As we started talking about politics, one of the guys at the table (we’ll call him Dan*) made a joke that the California Supreme Court decision was going to end up costing him north of $10,000. We all asked what me meant and he proceeded to explain.
In 2004, Dan and his partner were watching coverage of the San Francisco Mayor allowing gay couples to marry. They saw images of the lines around the block waiting for marriage licenses, and decided to hop a flight the next morning to SF to marry. They had been together for 9 years at this point.
As they were making arrangements, Dan called his mom to tell her what they were doing. She immediately booked a flight to California – as did his brother, and father and various other family members. His brother was the first to arrive in San Francisco. Dan’s brother picked up his own brother-in-law and they headed to city hall to hold a place in line. As they stood there waiting, the couples around them asked how long they had been together. They joked, “Since 9 o’clock this morning.” After explaining, they chatted about the couples around them.
Dan arrived in San Fran and over the next few hours, family from all over arrived and began waiting with them. Due to a technical limitation, the city was only able to issue 400 marriage licenses per day. They soon ran out. Dan and his partner were still in line. They and the gathered family stood in line outside city hall for 28 hours, waiting for another opportunity the next day.
The next afternoon they made it in to city hall, got their license, were immediately married by some city official. After getting the license certified, they walked out the door and were showered by strangers who had gathered outside to shower the newly married couples exiting with rice and flowers.
Six months later, the court vacated his marriage.
While they still have their marriage certificate, it legally means nothing. The recent ruling did not reinstate those marriages conducted in 2004.
So now they’re planning to do it all again. In Dan’s words, they are doing so because it is important to them to have some permanent record that they meant more to each other than simply being co-signers on a mortgage.
So here’s what the GOP doesn’t get. For every member of the base opposed to gay marriage, there are independent, soft D and soft R voters who will hear stories like this and get it. They will listen to a friend recount their story of happiness and love. They will tell stories of joyous weddings that rival those any boy-girl combo.

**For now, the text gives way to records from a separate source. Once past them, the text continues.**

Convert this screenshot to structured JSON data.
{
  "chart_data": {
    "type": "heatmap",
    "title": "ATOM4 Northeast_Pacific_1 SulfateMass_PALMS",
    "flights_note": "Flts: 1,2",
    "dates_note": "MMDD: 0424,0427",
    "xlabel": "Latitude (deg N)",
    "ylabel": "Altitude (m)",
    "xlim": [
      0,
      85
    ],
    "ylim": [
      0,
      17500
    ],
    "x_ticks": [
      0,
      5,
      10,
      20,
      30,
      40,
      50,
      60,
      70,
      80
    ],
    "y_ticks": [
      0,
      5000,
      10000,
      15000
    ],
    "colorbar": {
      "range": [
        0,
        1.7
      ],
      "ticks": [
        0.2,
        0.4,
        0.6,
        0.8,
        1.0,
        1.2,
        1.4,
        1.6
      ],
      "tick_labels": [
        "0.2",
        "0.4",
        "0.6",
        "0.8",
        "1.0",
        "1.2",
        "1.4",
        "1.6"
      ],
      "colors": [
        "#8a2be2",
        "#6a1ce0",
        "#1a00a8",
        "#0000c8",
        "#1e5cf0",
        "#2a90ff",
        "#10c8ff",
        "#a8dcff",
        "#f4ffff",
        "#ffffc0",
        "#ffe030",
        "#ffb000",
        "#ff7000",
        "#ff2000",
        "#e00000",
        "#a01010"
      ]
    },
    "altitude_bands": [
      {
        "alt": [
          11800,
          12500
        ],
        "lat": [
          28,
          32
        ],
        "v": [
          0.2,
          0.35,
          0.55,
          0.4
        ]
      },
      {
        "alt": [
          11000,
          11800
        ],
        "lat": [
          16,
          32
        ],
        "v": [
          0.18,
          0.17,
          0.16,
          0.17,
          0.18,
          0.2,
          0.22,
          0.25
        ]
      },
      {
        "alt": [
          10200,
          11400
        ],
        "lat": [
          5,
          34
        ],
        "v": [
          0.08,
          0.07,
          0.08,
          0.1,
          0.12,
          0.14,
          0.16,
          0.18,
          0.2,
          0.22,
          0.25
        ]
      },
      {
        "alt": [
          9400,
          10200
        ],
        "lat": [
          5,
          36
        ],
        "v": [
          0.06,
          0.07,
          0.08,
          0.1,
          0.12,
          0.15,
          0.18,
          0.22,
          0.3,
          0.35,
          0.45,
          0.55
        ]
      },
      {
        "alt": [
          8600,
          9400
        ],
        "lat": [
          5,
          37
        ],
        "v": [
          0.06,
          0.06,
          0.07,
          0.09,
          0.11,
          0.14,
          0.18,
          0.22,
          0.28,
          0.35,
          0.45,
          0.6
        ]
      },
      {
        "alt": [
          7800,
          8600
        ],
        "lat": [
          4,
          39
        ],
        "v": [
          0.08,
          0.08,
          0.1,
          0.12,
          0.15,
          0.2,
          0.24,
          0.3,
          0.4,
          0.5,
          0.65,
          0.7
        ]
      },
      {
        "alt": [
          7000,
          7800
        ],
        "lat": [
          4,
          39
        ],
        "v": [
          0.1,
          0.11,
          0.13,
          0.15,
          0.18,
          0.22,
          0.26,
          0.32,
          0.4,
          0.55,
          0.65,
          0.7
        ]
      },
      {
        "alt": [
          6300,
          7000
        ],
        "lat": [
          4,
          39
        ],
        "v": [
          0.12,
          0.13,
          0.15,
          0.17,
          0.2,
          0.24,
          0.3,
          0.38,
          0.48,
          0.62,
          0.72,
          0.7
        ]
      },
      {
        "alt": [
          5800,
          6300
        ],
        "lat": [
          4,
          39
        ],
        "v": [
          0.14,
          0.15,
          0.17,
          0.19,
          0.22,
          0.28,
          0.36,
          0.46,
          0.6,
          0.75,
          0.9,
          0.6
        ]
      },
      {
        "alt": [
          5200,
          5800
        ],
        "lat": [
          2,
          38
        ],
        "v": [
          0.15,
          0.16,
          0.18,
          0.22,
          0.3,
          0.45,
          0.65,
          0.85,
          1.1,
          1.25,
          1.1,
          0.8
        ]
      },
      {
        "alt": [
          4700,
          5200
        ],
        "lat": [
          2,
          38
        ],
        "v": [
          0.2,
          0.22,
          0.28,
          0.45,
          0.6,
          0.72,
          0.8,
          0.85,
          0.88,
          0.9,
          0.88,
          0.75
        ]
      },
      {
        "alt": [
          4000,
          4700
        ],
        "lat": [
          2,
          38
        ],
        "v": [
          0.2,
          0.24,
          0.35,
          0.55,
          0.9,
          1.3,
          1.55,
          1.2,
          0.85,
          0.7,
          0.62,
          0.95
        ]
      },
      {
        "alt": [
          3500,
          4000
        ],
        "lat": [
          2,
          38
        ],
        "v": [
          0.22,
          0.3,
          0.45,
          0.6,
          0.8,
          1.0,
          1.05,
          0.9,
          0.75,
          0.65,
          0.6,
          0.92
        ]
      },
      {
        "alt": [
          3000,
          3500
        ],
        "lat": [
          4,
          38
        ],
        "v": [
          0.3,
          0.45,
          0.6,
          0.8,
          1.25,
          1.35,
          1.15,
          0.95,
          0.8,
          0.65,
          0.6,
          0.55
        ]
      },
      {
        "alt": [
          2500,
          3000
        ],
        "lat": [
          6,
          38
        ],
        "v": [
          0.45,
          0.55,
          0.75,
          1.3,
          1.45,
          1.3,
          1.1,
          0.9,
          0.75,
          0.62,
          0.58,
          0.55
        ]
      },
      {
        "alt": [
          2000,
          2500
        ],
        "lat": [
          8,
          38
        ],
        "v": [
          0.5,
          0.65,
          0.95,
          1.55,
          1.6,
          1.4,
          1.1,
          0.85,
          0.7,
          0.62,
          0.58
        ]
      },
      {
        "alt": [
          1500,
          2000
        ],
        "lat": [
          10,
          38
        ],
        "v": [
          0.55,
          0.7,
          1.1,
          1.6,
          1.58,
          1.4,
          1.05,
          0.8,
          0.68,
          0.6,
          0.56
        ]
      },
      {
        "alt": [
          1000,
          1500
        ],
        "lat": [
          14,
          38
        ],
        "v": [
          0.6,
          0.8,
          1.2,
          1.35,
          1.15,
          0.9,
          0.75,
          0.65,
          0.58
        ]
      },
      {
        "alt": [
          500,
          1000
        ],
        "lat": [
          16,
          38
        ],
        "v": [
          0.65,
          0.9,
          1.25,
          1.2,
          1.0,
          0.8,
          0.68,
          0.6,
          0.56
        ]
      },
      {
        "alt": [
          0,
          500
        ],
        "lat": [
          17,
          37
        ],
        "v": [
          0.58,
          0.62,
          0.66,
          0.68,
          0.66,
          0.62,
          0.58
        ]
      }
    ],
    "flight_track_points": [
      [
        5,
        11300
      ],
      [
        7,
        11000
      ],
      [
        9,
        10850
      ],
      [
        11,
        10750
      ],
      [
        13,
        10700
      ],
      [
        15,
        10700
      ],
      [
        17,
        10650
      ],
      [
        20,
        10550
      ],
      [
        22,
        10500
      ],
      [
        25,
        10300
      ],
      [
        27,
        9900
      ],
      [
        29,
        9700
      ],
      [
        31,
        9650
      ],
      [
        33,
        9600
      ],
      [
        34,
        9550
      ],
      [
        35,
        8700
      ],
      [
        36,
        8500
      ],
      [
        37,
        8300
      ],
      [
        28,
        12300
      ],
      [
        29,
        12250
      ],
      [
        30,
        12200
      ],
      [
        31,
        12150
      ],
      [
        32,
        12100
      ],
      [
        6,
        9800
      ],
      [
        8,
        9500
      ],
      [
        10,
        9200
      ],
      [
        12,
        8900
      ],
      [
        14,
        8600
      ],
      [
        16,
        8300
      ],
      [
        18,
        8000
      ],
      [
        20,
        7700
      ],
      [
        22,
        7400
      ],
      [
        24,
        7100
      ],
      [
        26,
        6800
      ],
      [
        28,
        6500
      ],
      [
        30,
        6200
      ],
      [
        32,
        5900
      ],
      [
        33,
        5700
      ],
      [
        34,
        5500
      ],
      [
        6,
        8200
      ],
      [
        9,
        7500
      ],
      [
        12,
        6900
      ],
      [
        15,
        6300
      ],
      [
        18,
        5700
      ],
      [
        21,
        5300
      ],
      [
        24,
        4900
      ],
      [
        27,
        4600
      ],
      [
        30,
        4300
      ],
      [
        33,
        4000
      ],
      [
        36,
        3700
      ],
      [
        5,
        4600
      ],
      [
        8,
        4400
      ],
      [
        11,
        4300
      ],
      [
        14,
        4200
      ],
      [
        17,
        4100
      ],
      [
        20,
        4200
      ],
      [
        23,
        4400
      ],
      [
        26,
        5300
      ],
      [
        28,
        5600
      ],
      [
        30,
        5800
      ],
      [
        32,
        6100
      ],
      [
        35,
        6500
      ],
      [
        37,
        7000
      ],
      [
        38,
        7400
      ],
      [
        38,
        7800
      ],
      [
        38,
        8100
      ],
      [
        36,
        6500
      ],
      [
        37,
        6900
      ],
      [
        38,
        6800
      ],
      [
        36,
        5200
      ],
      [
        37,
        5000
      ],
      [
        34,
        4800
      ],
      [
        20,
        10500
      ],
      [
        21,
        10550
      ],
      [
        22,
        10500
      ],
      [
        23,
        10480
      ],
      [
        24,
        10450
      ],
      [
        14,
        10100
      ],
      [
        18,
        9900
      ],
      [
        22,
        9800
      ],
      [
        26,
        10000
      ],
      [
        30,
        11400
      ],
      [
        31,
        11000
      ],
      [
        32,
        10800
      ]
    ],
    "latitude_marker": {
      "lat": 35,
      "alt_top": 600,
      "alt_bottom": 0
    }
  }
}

When they hear these stories, these mainstream voters will understand that for two people in love, marriage means more than owning property or getting health benefits. They will see that heterosexuals do not have an exclusive on feelings. They’ll think about their own wedding day and realize what that moment meant to them. They will never again question the motives of two people in love wanting to have it recorded in the annals of our community histories.
Slowly, but surely, the tide will turn against the religious zealotry that makes the absurd argument that somehow, a gay marriage makes mine less meaningful. In the 1960s, 70s, and 80s, the GOP clung to racism to win elections, and has only recently apologized for the error of its past. It will, someday in the future, make a similar apology to those it fought so hard for preventing the recognition of relationships just as real and deep as their own.
* I’ve changed my colleague’s name because I did not ask his permission to retell his story. While I am sure he would not mind, I do not want to identify him absent that approval.